Sunday, December 24, 2006

Warning: Uncharacteristic sentimentality

It's true: I do have a sickly sweet, schmaltzy sentimental streak. I save silly romantic mementos, every picture my kids have ever drawn for me, and really dumb things like my fat jeans.

Christmastime always brings out my sentimental streak. Not for long, but it does briefly rear its emo head every year.

This year I'm thinking about my relationships and how much they've changed since last Christmas. There are people who have become as important to me as breathing in the past year. People who have helped me discover things about myself that I may otherwise have never known. People who have brought out emotions that I didn't know I could feel. People who have loved and protected me at my most fragile, but have had the love and integrity to put me in my place when I've needed it. People who have brought out the best in me. People I've grown to love and cherish.

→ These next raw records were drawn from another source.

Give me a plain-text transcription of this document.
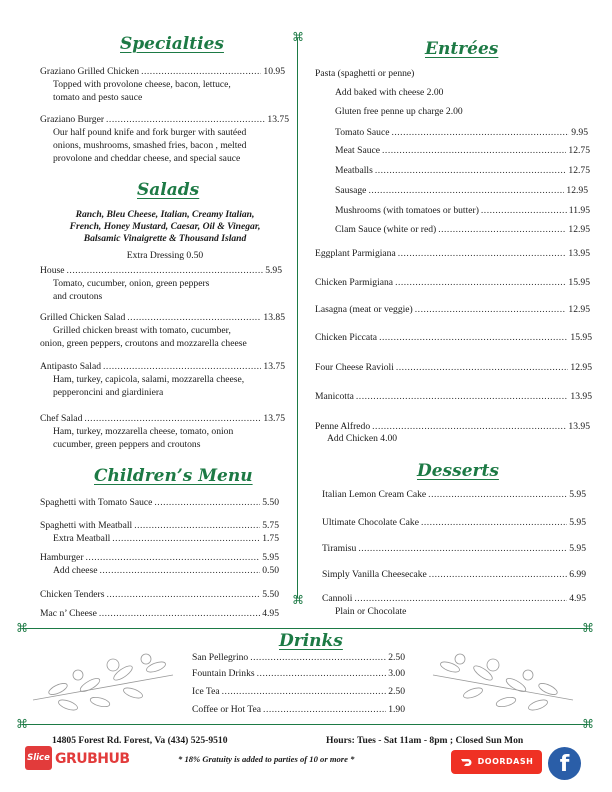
⌘
⌘
⌘	⌘
⌘	⌘
Specialties
Graziano Grilled Chicken .....	10.95
Topped with provolone cheese, bacon, lettuce,
tomato and pesto sauce
Graziano Burger .....	13.75
Our half pound knife and fork burger with sautéed
onions, mushrooms, smashed fries, bacon , melted
provolone and cheddar cheese, and special sauce
Salads
Ranch, Bleu Cheese, Italian, Creamy Italian,
French, Honey Mustard, Caesar, Oil & Vinegar,
Balsamic Vinaigrette & Thousand Island
Extra Dressing 0.50
House .....	5.95
Tomato, cucumber, onion, green peppers
and croutons
Grilled Chicken Salad .....	13.85
Grilled chicken breast with tomato, cucumber,
onion, green peppers, croutons and mozzarella cheese
Antipasto Salad .....	13.75
Ham, turkey, capicola, salami, mozzarella cheese,
pepperoncini and giardiniera
Chef Salad .....	13.75
Ham, turkey, mozzarella cheese, tomato, onion
cucumber, green peppers and croutons
Children’s Menu
Spaghetti with Tomato Sauce .....	5.50
Spaghetti with Meatball .....	5.75
Extra Meatball .....	1.75
Hamburger .....	5.95
Add cheese .....	0.50
Chicken Tenders .....	5.50
Mac n’ Cheese .....	4.95
Entrées
Pasta (spaghetti or penne)
Add baked with cheese 2.00
Gluten free penne up charge 2.00
Tomato Sauce .....	9.95
Meat Sauce .....	12.75
Meatballs .....	12.75
Sausage .....	12.95
Mushrooms (with tomatoes or butter) .....	11.95
Clam Sauce (white or red) .....	12.95
Eggplant Parmigiana .....	13.95
Chicken Parmigiana .....	15.95
Lasagna (meat or veggie) .....	12.95
Chicken Piccata .....	15.95
Four Cheese Ravioli .....	12.95
Manicotta .....	13.95
Penne Alfredo .....	13.95
Add Chicken 4.00
Desserts
Italian Lemon Cream Cake .....	5.95
Ultimate Chocolate Cake .....	5.95
Tiramisu .....	5.95
Simply Vanilla Cheesecake .....	6.99
Cannoli .....	4.95
Plain or Chocolate
Drinks
San Pellegrino .....	2.50
Fountain Drinks .....	3.00
Ice Tea .....	2.50
Coffee or Hot Tea .....	1.90
14805 Forest Rd. Forest, Va (434) 525-9510	Hours: Tues - Sat 11am - 8pm ; Closed Sun Mon
* 18% Gratuity is added to parties of 10 or more *
Slice GRUBHUB	DOORDASH	f
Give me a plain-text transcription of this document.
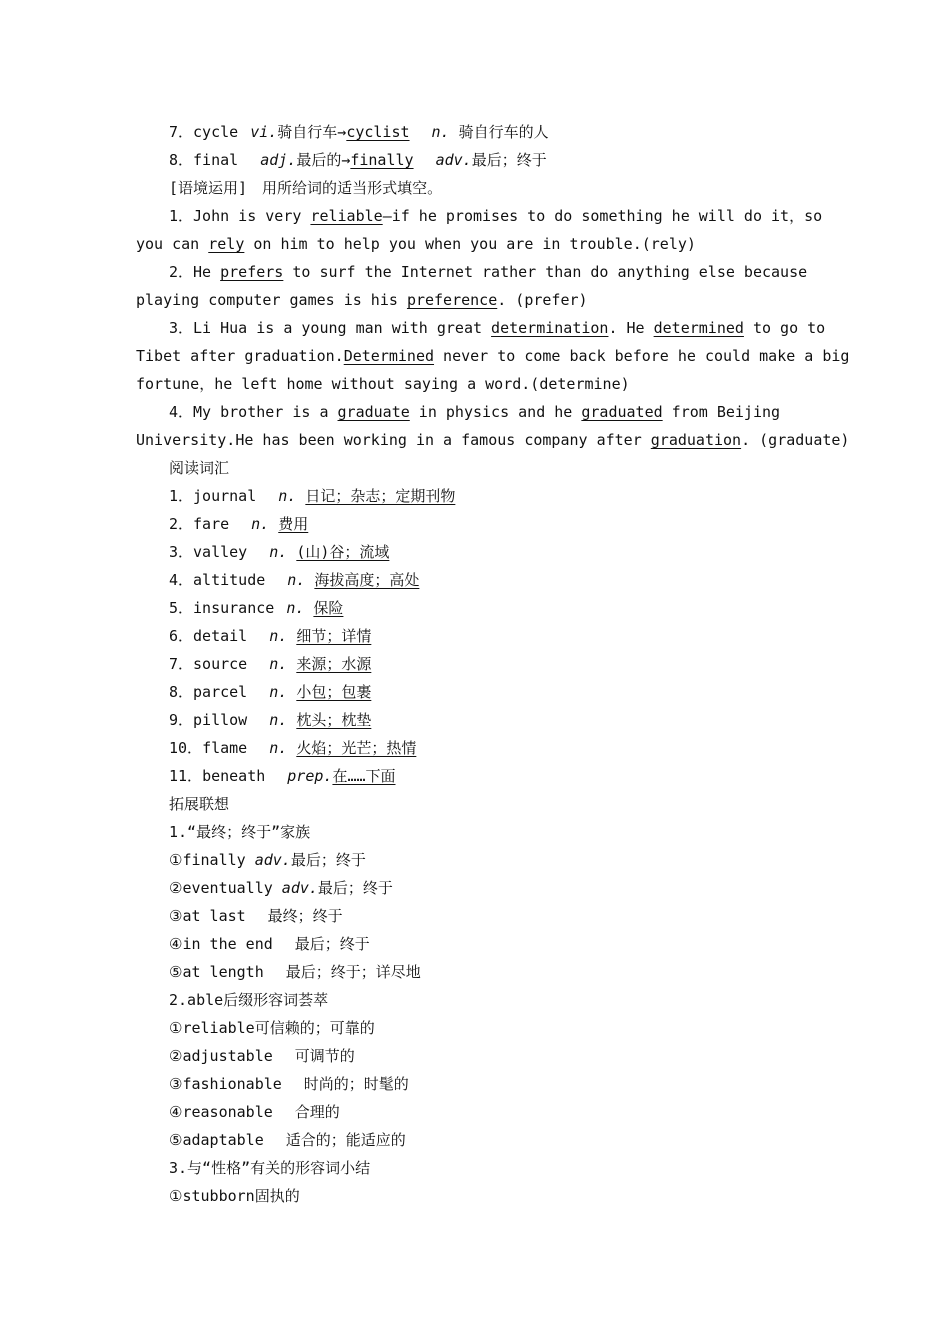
7．cycle vi.骑自行车→cyclist n. 骑自行车的人
8．final adj.最后的→finally adv.最后；终于
[语境运用]　用所给词的适当形式填空。
1．John is very reliable—if he promises to do something he will do it，so
you can rely on him to help you when you are in trouble.(rely)
2．He prefers to surf the Internet rather than do anything else because
playing computer games is his preference. (prefer)
3．Li Hua is a young man with great determination. He determined to go to
Tibet after graduation.Determined never to come back before he could make a big
fortune，he left home without saying a word.(determine)
4．My brother is a graduate in physics and he graduated from Beijing
University.He has been working in a famous company after graduation. (graduate)
阅读词汇
1．journal n. 日记；杂志；定期刊物
2．fare n. 费用
3．valley n. (山)谷；流域
4．altitude n. 海拔高度；高处
5．insurance n. 保险
6．detail n. 细节；详情
7．source n. 来源；水源
8．parcel n. 小包；包裹
9．pillow n. 枕头；枕垫
10．flame n. 火焰；光芒；热情
11．beneath prep.在……下面
拓展联想
1.“最终；终于”家族
①finally adv.最后；终于
②eventually adv.最后；终于
③at last 最终；终于
④in the end 最后；终于
⑤at length 最后；终于；详尽地
2.able后缀形容词荟萃
①reliable可信赖的；可靠的
②adjustable 可调节的
③fashionable 时尚的；时髦的
④reasonable 合理的
⑤adaptable 适合的；能适应的
3.与“性格”有关的形容词小结
①stubborn固执的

Then there are people who no longer hold a great importance in my life. People who have disappointed me or whom I have disappointed. People who feel that I have changed too much to live within the parameters of the former relationship. People who I can no longer maintain a relationship with because of how much I know I have changed. People who have hurt me deeply for the first time, and people who have hurt me continually over the years, to the point where I can no longer love them. People who have brought out the worst in me. People who have drifted to the fringes of my life, or who have drifted away entirely.

The one constant in life is change, right? And I have learned that all change, even change for the better, brings at least a little pain and a sense of loss along with the joy and excitement of a new adventure.

This Christmas I am reflecting on the joy and excitement, but can't ignore the pain and loss on the flip side of the coin. Love and friendship can be bittersweet, but you can't savor the sweetness with abandon if you haven't known the ordeal of holding the bitter on your tongue for just a moment too long.

May this next year be one of love, passion, self-discovery, joy and fulfillment for each and every one of us.

Merry Christmas.

(Yeah, I can only do that about once a year. Maybe twice. If I get syrupy more often than that, please frickin' shoot me.)